The public-market numbers reinforce that distinction:
NVDA: 32.26x P/E, 65.5% revenue growth, 63.0% net margin
TSM: 39.74x P/E, 33.0% revenue growth, 47.0% net margin
ASML: 64.45x P/E, 15.6% revenue growth, 29.7% net margin
AMD: 179.72x P/E, 34.3% revenue growth, 13.4% net margin
MU: 53.46x P/E, 48.9% revenue growth, 41.5% net margin
The outliers tell the real story. AMD at 179.72x earnings is what a selective market should challenge, not because the company lacks AI relevance, but because the valuation leaves little room for anything short of sustained share gains and cleaner monetization. Earlier market commentary already highlighted how AMD’s forward multiple ran well above Nvidia’s despite Nvidia’s much larger AI footprint. That spread was always hard to defend. By contrast, MU shows why the market can still rerate a name aggressively when scarcity and earnings inflection are tangible. Micron’s memory exposure gives it a direct line into AI server demand, and its 48.9% revenue growth with a 41.5% net margin makes the rerating easier to justify than a generic “AI adjacency” story.
Yes, the bulls have a fair point that some of the June damage was macro, not thematic. Higher yields and a stronger jobs print can compress long-duration growth multiples across the board, and the AI capex cycle is plainly still alive if you look at Nvidia’s quarter, Broadcom’s AI revenue, or the capacity commentary from TSMC and ASML. But that counterargument actually strengthens the main takeaway: if the macro backdrop is less forgiving, then stock selection matters even more. In a zero-friction tape, almost every AI-linked semiconductor can levitate.
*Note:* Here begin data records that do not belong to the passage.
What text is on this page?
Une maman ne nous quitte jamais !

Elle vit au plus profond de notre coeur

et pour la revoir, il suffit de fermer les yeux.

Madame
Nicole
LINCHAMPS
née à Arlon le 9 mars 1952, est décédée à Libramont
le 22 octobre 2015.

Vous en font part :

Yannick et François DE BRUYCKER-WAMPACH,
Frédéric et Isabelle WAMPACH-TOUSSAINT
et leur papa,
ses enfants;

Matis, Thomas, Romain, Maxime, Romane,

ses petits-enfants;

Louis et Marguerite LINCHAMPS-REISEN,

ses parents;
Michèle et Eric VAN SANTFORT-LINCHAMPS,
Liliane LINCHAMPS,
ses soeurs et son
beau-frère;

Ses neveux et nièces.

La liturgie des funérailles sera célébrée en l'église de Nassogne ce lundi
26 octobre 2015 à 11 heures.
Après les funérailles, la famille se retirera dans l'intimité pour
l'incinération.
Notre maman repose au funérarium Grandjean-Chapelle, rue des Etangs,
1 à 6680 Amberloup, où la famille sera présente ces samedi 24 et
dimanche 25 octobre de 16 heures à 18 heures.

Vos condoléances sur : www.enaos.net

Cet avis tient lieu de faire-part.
In a harder tape, the market starts asking who controls supply, who owns the platform, and who can show the earnings now.
That is why we think the right analogy is not “the bubble burst,” but “the sorting phase began.” Late-cycle infrastructure booms often narrow before they end. The market keeps paying for the picks-and-shovels businesses with real bottleneck power while cutting down the names whose AI case is more derivative, more cyclical, or simply priced too richly for the proof on hand. The June tape looked brutal because the entire complex sold off together for a day. The rebound looked revealing because leadership quickly reconcentrated in the companies with the strongest claim on actual AI economics.
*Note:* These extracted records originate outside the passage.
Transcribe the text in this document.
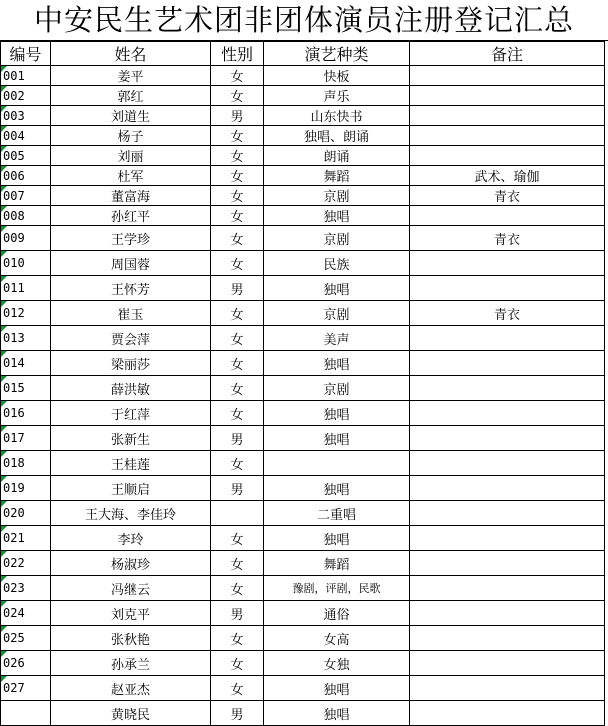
中安民生艺术团非团体演员注册登记汇总
编号	姓名	性别	演艺种类	备注
001	姜平	女	快板	
002	郭红	女	声乐	
003	刘道生	男	山东快书	
004	杨子	女	独唱、朗诵	
005	刘丽	女	朗诵	
006	杜军	女	舞蹈	武术、瑜伽
007	董富海	女	京剧	青衣
008	孙红平	女	独唱	
009	王学珍	女	京剧	青衣
010	周国蓉	女	民族	
011	王怀芳	男	独唱	
012	崔玉	女	京剧	青衣
013	贾会萍	女	美声	
014	梁丽莎	女	独唱	
015	薛洪敏	女	京剧	
016	于红萍	女	独唱	
017	张新生	男	独唱	
018	王桂莲	女		
019	王顺启	男	独唱	
020	王大海、李佳玲		二重唱	
021	李玲	女	独唱	
022	杨淑珍	女	舞蹈	
023	冯继云	女	豫剧，评剧，民歌	
024	刘克平	男	通俗	
025	张秋艳	女	女高	
026	孙承兰	女	女独	
027	赵亚杰	女	独唱	
	黄晓民	男	独唱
The bottom line is simple: the AI trade still works, but it no longer works evenly. Premium multiples are likely to hold best for companies that can point to visible monetization, constrained supply, and platform leverage — the businesses selling the compute, the manufacturing capacity, and the tools the ecosystem cannot easily replace.
What would change our mind? A real deterioration in demand signals from the infrastructure leaders, not just a valuation wobble in the broader chip complex. If Nvidia’s data center growth rolled over, if Broadcom’s AI bookings stopped converting, or if TSMC and ASML backed away from their capacity outlooks, then the thesis would be in trouble. Until then, this looks less like the end of AI leadership than a much harsher admissions process.
Our take, not advice. This is opinion commentary — informational only, not personalized investment recommendations. Markets carry risk. Do your own research and consider your own situation before any trade.